Testing isWinFor Here is an example sequence for testing:

>>> board = Board(7, 6) >>> board.setBoard('00102030') >>> print(board) | | | | | | | | |O| | | | | | | |O| | | | | | | |O| | | | | | | |O| | | | | | | |X|X|X|X| | | | --------------- 0 1 2 3 4 5 6 >>> board.isWinFor('X') True >>> board.isWinFor('O') True >>> board.clear() >>> board.setBoard('23344545515') >>> board | | | | | | | | | | | | | | | | | | | | | |X| | | | | | |X|X| | | | | |X|X|O| | | |O|X|O|O|O| | --------------- 0 1 2 3 4 5 6 >>> board.isWinFor('X') # diagonal True >>> board.isWinFor('O') False 

hostGame, hosts a full game of Connect Four

hostGame(self): This method brings everything together into the familiar game It should host a game of connect four, using the methods listed above to do so. In particular, it should alternate turns between X (who will always go first) and O (who will always go second). It should ask the user (with the input function) to select a column number for each move. See below for an example of how the interaction should work, but here are a few important points to keep in mind:

This method should print the board before prompting for each move.

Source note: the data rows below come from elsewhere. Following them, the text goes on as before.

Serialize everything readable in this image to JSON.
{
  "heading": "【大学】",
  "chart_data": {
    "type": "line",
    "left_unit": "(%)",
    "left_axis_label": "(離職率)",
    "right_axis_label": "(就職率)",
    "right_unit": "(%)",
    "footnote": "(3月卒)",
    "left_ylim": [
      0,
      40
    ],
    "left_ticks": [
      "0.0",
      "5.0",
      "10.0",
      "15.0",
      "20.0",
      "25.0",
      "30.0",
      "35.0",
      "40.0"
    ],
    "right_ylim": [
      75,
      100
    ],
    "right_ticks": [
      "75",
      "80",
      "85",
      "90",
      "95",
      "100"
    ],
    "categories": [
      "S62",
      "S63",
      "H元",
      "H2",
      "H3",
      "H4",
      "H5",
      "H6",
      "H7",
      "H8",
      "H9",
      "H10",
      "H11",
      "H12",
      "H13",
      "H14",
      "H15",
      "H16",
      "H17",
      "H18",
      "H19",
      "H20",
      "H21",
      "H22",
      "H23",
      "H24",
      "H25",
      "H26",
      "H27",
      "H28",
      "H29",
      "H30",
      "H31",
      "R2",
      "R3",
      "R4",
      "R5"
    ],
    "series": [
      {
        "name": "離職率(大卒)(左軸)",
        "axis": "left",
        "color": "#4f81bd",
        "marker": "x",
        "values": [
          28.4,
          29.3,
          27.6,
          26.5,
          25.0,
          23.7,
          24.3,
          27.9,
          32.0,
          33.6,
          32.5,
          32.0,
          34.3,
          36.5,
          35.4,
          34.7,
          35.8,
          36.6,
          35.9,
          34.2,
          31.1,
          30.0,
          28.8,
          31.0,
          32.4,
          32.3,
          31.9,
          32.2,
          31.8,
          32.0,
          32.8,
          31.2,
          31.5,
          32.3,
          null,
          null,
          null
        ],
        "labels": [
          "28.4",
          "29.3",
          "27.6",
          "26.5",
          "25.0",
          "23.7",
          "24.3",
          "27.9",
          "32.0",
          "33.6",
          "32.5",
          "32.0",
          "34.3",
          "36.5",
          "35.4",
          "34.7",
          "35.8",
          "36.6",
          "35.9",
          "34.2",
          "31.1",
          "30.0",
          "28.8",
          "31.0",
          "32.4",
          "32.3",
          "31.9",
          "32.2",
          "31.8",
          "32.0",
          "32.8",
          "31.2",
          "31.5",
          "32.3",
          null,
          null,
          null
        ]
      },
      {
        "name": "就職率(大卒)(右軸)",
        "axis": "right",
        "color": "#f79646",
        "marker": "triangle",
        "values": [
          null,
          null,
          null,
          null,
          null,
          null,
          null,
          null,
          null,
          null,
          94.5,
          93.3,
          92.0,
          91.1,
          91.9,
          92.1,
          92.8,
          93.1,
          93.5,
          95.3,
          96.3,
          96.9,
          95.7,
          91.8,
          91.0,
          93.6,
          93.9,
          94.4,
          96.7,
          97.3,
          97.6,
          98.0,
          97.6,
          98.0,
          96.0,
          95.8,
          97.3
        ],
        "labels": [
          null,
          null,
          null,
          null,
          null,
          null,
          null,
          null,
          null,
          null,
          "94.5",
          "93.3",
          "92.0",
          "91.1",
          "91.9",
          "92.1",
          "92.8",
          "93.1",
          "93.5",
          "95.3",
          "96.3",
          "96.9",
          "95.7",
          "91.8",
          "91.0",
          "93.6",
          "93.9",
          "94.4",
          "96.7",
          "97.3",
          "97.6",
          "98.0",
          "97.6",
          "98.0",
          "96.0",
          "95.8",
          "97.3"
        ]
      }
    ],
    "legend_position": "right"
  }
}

After each input, you should check if the column chosen is a valid one. Thus, this method should detect illegal moves, either out-of-bounds or a full column, and prompt for another move instead. You do not have to check if the input is an integer, however; you may assume it will always be one.

This method should place the checker into its (valid) column. Then, it should check if that player has won the game or if the board is now full.

If the game is over for either reason, the game should stop, the board should be printed out one last time, and the program should report who won (or that it was a tie.)

If the game is not over, the other player should be prompted to make a move, and so on

Be sure to test this method by playing the game a few times (with each possible ending)!